私はバッハのチェンバロ協奏曲第3番が大好きで、この曲を聴くといつも幸せな気分になれます。ふだん聴いているのはマレイ・ペライア(ピアノ)とアカデミー室内管の演奏ですが、デモ盤を聴いた印象ではコンチェルト・コペンハーゲン、これよりさらに好印象です。チェンバロを生で聴いたことが無いという人、古楽の音色を体験してみたい人にもおすすめ、肩の凝らないコンサートになると思いますよ。
ちなみに16日に王子ホールや第一生命ホールで開催される同団体のコンサートは5500円。東京価格の半額ですね。ノバホールは室内楽やアンサンブルには最適な響きをもっていますから、堪能して頂けると思いますよ。
当日券も十分にあります。。。
追記:
コンチェルト・コペンハーゲンのバッハ・チェンバロ協奏曲試聴できます!!
http://www.allegromusic.co.jp/01%20Concerto%20BWV%201052%20D%20Minor_%20I.%20Allegro.mp3
投稿日:2006-12-26 Tue
前の記事で記したように、23日、有楽町の東京国際フォーラムでバレエを観てきました。レニングラード国立バレエ「くるみ割り人形」オーケストラ付。
実は私、元々バレエにはさほど関心がなく、どちらかというとオケに対する関心で行った部類です。
指揮者はアフロヘアー(天然なのだそうです)で注目の(?)アンドレイ・アニハーノフ。彼がオケピットの指揮台に収まると壁からぴょこんとアフロが飛び出しています。お茶目です。
このオケと指揮者はもう5年ちかく前、結城の公会堂に来たとき聴きに行ったことがあります。メインプログラムは「運命」だったが、これがなかなかに変態チックな演奏であったと記憶しています。ぬら〜っとしたスローテンポで冒頭の三連符を刻み、あるフレーズで突如節づけて歌い出したり、コーダに突如大爆裂と、ドイツ=オーストリア的流儀などおかまいなしの演奏で、とてもおもしろかったです。以前この話をヤフーメッセで快腸さんにしたら興味津々で、彼は先日、「運命」を聴きに相模大野まで行ったそうです。
今回の「くるみ割り人形」は上記のような特長が、彼らのどのような見識に支えられているかがちょっと分かったような気がしました。つまり、彼らは骨の髄までバレエ・オケなのだということ(オペラもやるけどね)。今回の「くるみ割り人形」も、手元にあるカラヤンやプレヴィンの演奏と比べてテンポが随分遅く、拍を取る間、音量バランスなどもだいぶちがいます。

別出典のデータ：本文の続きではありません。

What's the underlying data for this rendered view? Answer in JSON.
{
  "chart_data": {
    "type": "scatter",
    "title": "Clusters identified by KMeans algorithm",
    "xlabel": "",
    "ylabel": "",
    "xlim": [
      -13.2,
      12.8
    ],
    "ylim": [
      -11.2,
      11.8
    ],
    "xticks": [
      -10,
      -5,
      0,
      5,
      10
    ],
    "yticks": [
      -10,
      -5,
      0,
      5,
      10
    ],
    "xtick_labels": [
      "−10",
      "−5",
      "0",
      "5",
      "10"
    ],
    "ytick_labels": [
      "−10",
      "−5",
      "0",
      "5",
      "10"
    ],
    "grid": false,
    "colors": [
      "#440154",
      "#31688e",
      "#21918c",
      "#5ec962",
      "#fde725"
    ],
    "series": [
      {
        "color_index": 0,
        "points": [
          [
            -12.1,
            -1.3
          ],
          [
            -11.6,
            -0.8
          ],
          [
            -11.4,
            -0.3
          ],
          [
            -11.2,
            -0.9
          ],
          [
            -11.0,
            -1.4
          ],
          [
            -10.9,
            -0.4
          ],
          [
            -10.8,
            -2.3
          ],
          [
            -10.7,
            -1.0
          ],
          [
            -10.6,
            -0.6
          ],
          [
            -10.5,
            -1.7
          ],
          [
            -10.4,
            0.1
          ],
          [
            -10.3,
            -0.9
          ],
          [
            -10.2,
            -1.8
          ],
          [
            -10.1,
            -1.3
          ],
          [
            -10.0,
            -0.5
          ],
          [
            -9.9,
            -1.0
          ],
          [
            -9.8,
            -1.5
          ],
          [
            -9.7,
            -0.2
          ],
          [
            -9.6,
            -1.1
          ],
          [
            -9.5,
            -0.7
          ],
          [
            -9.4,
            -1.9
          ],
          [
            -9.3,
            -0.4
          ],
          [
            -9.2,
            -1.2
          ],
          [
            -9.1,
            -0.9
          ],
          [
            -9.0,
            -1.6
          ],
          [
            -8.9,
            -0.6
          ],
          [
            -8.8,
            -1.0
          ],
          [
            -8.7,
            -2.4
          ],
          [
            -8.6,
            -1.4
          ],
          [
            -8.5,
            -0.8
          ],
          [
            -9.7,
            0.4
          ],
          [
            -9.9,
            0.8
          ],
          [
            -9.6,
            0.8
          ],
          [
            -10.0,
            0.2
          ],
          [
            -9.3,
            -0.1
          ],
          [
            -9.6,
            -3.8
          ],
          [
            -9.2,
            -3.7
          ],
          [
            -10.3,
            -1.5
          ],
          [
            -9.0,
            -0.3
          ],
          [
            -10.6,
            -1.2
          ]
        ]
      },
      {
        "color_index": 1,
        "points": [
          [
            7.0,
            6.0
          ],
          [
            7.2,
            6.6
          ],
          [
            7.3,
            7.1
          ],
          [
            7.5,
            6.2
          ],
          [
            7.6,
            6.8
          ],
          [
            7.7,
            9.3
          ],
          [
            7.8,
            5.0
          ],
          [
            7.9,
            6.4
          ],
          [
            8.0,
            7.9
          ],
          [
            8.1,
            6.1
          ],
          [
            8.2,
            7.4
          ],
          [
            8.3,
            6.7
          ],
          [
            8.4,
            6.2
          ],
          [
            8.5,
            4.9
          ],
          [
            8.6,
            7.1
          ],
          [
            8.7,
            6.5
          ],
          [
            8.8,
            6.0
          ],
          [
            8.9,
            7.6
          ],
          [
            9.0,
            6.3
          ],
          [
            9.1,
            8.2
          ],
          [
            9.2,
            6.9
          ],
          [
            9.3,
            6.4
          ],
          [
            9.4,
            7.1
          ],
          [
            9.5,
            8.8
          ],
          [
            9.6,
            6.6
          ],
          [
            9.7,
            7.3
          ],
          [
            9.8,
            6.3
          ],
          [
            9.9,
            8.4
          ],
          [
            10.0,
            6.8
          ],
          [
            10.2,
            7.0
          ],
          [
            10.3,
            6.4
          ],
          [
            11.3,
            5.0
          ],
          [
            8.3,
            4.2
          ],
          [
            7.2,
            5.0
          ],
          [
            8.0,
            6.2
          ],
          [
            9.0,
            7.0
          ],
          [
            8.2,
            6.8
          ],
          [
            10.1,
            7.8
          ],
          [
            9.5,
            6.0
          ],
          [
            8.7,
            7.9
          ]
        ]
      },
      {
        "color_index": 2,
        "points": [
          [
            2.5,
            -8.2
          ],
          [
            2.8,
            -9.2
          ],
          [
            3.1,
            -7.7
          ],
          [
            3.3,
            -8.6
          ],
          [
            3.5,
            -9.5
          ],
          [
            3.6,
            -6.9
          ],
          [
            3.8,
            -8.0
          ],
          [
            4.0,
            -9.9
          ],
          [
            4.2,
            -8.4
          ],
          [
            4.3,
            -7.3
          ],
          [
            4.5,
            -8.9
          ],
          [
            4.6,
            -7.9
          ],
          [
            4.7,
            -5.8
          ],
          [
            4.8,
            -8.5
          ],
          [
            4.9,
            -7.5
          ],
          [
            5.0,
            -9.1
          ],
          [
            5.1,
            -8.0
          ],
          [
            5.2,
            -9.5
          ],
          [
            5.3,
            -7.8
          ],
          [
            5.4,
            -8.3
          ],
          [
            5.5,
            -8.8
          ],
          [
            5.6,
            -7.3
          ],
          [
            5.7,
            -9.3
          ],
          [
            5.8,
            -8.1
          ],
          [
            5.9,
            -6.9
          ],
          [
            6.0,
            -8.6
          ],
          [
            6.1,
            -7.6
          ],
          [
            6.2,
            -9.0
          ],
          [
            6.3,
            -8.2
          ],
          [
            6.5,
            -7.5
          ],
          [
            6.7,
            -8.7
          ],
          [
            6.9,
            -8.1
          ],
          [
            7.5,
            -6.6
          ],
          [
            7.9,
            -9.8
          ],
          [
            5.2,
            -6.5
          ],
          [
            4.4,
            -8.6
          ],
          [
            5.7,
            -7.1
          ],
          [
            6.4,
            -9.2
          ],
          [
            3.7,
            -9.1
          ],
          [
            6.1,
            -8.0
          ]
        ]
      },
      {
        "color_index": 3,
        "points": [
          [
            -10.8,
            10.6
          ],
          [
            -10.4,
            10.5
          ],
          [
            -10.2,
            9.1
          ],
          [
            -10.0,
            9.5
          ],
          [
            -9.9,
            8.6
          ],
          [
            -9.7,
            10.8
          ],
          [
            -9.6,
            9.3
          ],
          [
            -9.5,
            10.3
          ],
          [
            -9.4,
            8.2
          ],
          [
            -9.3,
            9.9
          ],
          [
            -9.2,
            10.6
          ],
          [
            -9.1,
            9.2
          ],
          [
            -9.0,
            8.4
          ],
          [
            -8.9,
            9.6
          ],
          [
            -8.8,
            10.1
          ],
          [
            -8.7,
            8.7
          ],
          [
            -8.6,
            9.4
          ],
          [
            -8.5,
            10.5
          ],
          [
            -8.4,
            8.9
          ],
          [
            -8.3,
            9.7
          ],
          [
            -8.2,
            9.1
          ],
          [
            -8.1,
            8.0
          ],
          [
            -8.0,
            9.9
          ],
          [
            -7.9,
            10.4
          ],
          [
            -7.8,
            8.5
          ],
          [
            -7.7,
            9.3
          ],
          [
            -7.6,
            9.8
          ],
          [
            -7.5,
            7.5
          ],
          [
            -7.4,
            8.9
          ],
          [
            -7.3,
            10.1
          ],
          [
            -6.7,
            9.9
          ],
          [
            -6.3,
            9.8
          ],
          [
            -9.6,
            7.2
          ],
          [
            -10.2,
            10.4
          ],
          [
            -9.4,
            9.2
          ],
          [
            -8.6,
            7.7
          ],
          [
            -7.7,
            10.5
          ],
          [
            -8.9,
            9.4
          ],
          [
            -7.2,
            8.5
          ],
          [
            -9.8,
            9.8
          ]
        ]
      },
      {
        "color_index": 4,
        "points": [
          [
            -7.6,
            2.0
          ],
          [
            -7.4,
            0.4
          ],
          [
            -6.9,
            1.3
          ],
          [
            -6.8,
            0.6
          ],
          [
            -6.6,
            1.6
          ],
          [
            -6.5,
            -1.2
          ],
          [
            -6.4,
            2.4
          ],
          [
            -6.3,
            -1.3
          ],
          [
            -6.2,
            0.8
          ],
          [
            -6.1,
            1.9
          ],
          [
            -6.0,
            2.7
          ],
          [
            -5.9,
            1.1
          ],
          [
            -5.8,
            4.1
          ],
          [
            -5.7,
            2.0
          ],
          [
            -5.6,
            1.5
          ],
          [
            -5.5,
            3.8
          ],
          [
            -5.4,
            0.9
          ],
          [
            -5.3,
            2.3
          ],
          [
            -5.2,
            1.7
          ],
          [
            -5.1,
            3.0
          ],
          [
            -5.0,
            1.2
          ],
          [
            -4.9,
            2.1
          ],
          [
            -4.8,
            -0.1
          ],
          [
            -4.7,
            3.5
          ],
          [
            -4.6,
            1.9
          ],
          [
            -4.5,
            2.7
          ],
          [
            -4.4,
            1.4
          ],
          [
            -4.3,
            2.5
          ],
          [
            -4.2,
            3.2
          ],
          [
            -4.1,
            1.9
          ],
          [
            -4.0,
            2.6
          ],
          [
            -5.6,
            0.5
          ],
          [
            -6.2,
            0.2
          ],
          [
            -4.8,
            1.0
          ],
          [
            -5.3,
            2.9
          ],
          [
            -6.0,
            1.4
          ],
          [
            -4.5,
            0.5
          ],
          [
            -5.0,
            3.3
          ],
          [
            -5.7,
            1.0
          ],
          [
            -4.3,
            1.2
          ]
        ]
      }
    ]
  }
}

しかしそれはおそらく、バレエという身体表現に根ざした生理だったのだという気がしました。ダンサーたちの身振りに実にピタリとはまってたもの。一人一人の技量を取り上げたら、日本オケの方が上手いのかもしれませんが、この表現を支える感覚は、いかにもたたき上げという気がします。
アニハーノフはようやく40代になったばかりの若手指揮者ですが、その間合いを表現するタクトがすばらしい。快腸さんがしびれるのも納得の統率力。ダンサーー指揮者ーオケというあうんの呼吸が素敵でした。

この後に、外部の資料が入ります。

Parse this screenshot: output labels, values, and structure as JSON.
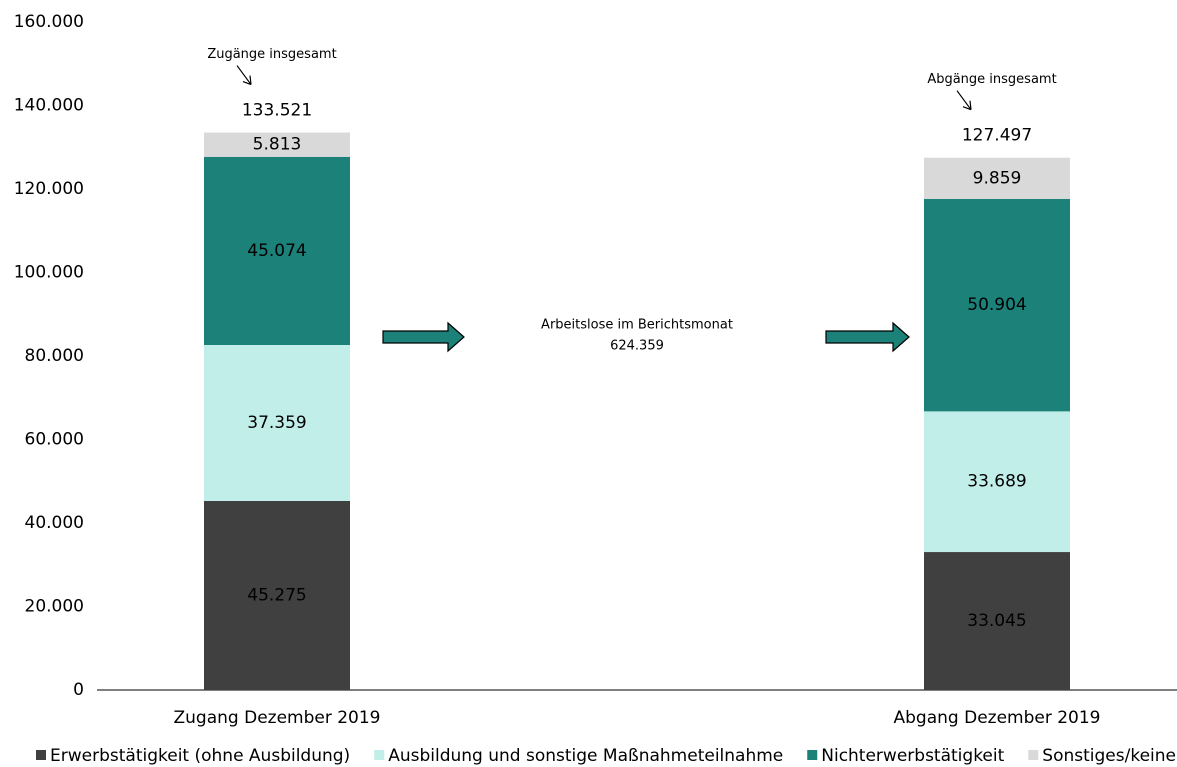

バレエの演出は(多分)極めてオーソドックスなものだったのだろうと思います(※)。夢まぼろしの世界。夢から覚めてしまう演出はなく、最後まで夢の世界のまま幕を迎えました。一流のファンタジーでした。素人目に見てもくるみ割り人形の役をやっていた背の低い人がむちゃくちゃ上手かった。クセになりそう。
かれらはいつまで「レニングラード」を名乗りつづけるのか、この点もアニハーノフのアフロ同様に要注目。ちなみにこの名称は日本だけで、サンクトペテルブルクでは「マールイ劇場」と呼ばれています。名前変えるとわからなくなってしまうからですね。旧レニングラードのオケを招聘している事務所はどこもスムースな改称に苦心しているようです。
(この記事はmixiに書いたもののリライトです)
(※)さきほどmixiで教えて頂いたのですが、実はかなり個性的な演出なのだとか。